The final step in methane formation

Abstract

Methyl-coenzyme M reductase (= component C) from Methanobacterium thermoautotrophicum (strain Marburg) was highly purified via anaerobic fast protein liquid chromatography on columns of Mono Q and Superose 6. The enzyme was found to catalyze the reduction of methylcoenzyme M (CH₃-S-CoM) with N-7-mercaptoheptanoylthreonine phosphate (H-S-HTP = component B) to CH₄. The mixed disulfide of H-S-CoM and H-S-HTP (CoM-S-S-HTP) was the other major product formed. The specific activity was up to 75 nmol min⁻¹ mg protein⁻¹. In the presence of dithiothreitol and of reduced corrinoids or titanium(III) citrate the specific rate of CH₃-S-CoM reduction to CH₄ with H-S-HTP increased to 0.5–2 μmol min⁻¹ mg protein⁻¹. Under these conditions the CoM-S-S-HTP formed from CH₃-S-CoM and H-S-HTP was completely reduced to H-S-CoM and H-S-HTP. Methyl-CoM reductase was specific for H-S-HTP as electron donor.
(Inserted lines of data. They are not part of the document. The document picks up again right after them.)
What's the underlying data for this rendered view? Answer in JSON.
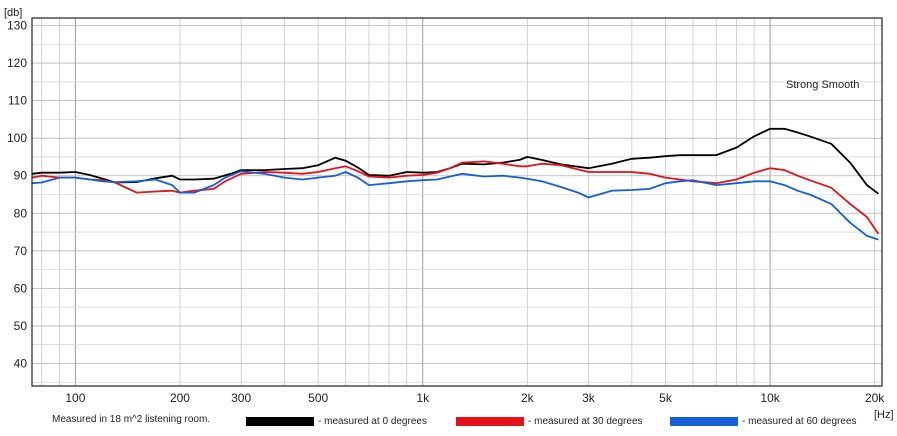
{
  "chart_data": {
    "type": "line",
    "y_unit_label": "[db]",
    "x_unit_label": "[Hz]",
    "x_scale": "log",
    "xlim": [
      75,
      21000
    ],
    "ylim": [
      34,
      132
    ],
    "y_ticks": [
      40,
      50,
      60,
      70,
      80,
      90,
      100,
      110,
      120,
      130
    ],
    "x_tick_values": [
      100,
      200,
      300,
      500,
      1000,
      2000,
      3000,
      5000,
      10000,
      20000
    ],
    "x_tick_labels": [
      "100",
      "200",
      "300",
      "500",
      "1k",
      "2k",
      "3k",
      "5k",
      "10k",
      "20k"
    ],
    "grid": true,
    "annotation": "Strong Smooth",
    "footnote": "Measured in 18 m^2 listening room.",
    "series": [
      {
        "name": "- measured at 0 degrees",
        "color": "#000000",
        "points": [
          [
            75,
            90.5
          ],
          [
            80,
            90.8
          ],
          [
            90,
            90.8
          ],
          [
            100,
            91
          ],
          [
            110,
            90.2
          ],
          [
            120,
            89.2
          ],
          [
            130,
            88.2
          ],
          [
            150,
            88.3
          ],
          [
            170,
            89.3
          ],
          [
            190,
            90
          ],
          [
            200,
            89
          ],
          [
            220,
            89
          ],
          [
            250,
            89.2
          ],
          [
            280,
            90.5
          ],
          [
            300,
            91.5
          ],
          [
            350,
            91.5
          ],
          [
            400,
            91.8
          ],
          [
            450,
            92
          ],
          [
            500,
            92.8
          ],
          [
            560,
            94.8
          ],
          [
            600,
            94
          ],
          [
            650,
            92.2
          ],
          [
            700,
            90.2
          ],
          [
            800,
            90
          ],
          [
            900,
            91
          ],
          [
            1000,
            90.8
          ],
          [
            1100,
            91
          ],
          [
            1200,
            92
          ],
          [
            1300,
            93.2
          ],
          [
            1500,
            93
          ],
          [
            1700,
            93.5
          ],
          [
            1900,
            94.2
          ],
          [
            2000,
            95
          ],
          [
            2200,
            94.2
          ],
          [
            2500,
            93
          ],
          [
            3000,
            92
          ],
          [
            3500,
            93.2
          ],
          [
            4000,
            94.5
          ],
          [
            4500,
            94.8
          ],
          [
            5000,
            95.2
          ],
          [
            5500,
            95.5
          ],
          [
            6000,
            95.5
          ],
          [
            7000,
            95.5
          ],
          [
            8000,
            97.5
          ],
          [
            9000,
            100.5
          ],
          [
            10000,
            102.5
          ],
          [
            11000,
            102.5
          ],
          [
            12000,
            101.5
          ],
          [
            13000,
            100.5
          ],
          [
            15000,
            98.5
          ],
          [
            17000,
            93.5
          ],
          [
            19000,
            87.5
          ],
          [
            20500,
            85.2
          ]
        ]
      },
      {
        "name": "- measured at 30 degrees",
        "color": "#e3121b",
        "points": [
          [
            75,
            89.5
          ],
          [
            80,
            90
          ],
          [
            90,
            89.5
          ],
          [
            100,
            89.5
          ],
          [
            110,
            89
          ],
          [
            120,
            88.8
          ],
          [
            130,
            88.2
          ],
          [
            150,
            85.5
          ],
          [
            170,
            85.8
          ],
          [
            190,
            86
          ],
          [
            200,
            85.5
          ],
          [
            220,
            86
          ],
          [
            250,
            86.5
          ],
          [
            270,
            88.5
          ],
          [
            300,
            90.5
          ],
          [
            350,
            91
          ],
          [
            400,
            90.8
          ],
          [
            450,
            90.5
          ],
          [
            500,
            91
          ],
          [
            560,
            92
          ],
          [
            600,
            92.5
          ],
          [
            650,
            91.2
          ],
          [
            700,
            89.8
          ],
          [
            800,
            89.5
          ],
          [
            900,
            90
          ],
          [
            1000,
            90.2
          ],
          [
            1100,
            90.8
          ],
          [
            1200,
            92
          ],
          [
            1300,
            93.5
          ],
          [
            1500,
            93.8
          ],
          [
            1700,
            93.2
          ],
          [
            1900,
            92.5
          ],
          [
            2000,
            92.5
          ],
          [
            2200,
            93.2
          ],
          [
            2500,
            92.8
          ],
          [
            3000,
            91
          ],
          [
            3500,
            91
          ],
          [
            4000,
            91
          ],
          [
            4500,
            90.5
          ],
          [
            5000,
            89.5
          ],
          [
            5500,
            89
          ],
          [
            6000,
            88.5
          ],
          [
            7000,
            88
          ],
          [
            8000,
            89
          ],
          [
            9000,
            90.8
          ],
          [
            10000,
            92
          ],
          [
            11000,
            91.5
          ],
          [
            12000,
            90
          ],
          [
            13000,
            88.8
          ],
          [
            15000,
            86.8
          ],
          [
            17000,
            82.5
          ],
          [
            19000,
            79
          ],
          [
            20500,
            74.5
          ]
        ]
      },
      {
        "name": "- measured at 60 degrees",
        "color": "#1560d6",
        "points": [
          [
            75,
            88
          ],
          [
            80,
            88.2
          ],
          [
            90,
            89.5
          ],
          [
            100,
            89.5
          ],
          [
            110,
            89
          ],
          [
            120,
            88.5
          ],
          [
            130,
            88.3
          ],
          [
            150,
            88.5
          ],
          [
            170,
            89
          ],
          [
            190,
            87.5
          ],
          [
            200,
            85.5
          ],
          [
            220,
            85.5
          ],
          [
            250,
            87.5
          ],
          [
            270,
            89.5
          ],
          [
            300,
            91.2
          ],
          [
            350,
            90.5
          ],
          [
            400,
            89.5
          ],
          [
            450,
            89
          ],
          [
            500,
            89.5
          ],
          [
            560,
            90
          ],
          [
            600,
            91
          ],
          [
            650,
            89.5
          ],
          [
            700,
            87.5
          ],
          [
            800,
            88
          ],
          [
            900,
            88.5
          ],
          [
            1000,
            88.8
          ],
          [
            1100,
            89
          ],
          [
            1200,
            89.8
          ],
          [
            1300,
            90.5
          ],
          [
            1500,
            89.8
          ],
          [
            1700,
            90
          ],
          [
            1900,
            89.5
          ],
          [
            2000,
            89.2
          ],
          [
            2200,
            88.5
          ],
          [
            2500,
            87
          ],
          [
            2800,
            85.5
          ],
          [
            3000,
            84.2
          ],
          [
            3500,
            86
          ],
          [
            4000,
            86.2
          ],
          [
            4500,
            86.5
          ],
          [
            5000,
            88
          ],
          [
            5500,
            88.5
          ],
          [
            6000,
            88.8
          ],
          [
            7000,
            87.5
          ],
          [
            8000,
            88
          ],
          [
            9000,
            88.5
          ],
          [
            10000,
            88.5
          ],
          [
            11000,
            87.5
          ],
          [
            12000,
            86
          ],
          [
            13000,
            85
          ],
          [
            15000,
            82.5
          ],
          [
            17000,
            77.5
          ],
          [
            19000,
            74
          ],
          [
            20500,
            73
          ]
        ]
      }
    ]
  }
}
Neither N-6-mercaptohexanoylthreonine phosphate (H-S-HxoTP) nor N-8-mercaptooctanoylthreonine phosphate (H-S-OcoTP) nor any other thiol compound could substitute for H-S-HTP. On the contrary, H-S-HxoTP (apparent Kⁱ=0.1 μM) and H-S-OcoTP (apparent K_i= 15 μM) were found to be effectives inhibitors of methyl-CoM reductase, inhibition being non-competitive with CH₃-S-CoM and competitive with H-S-HTP.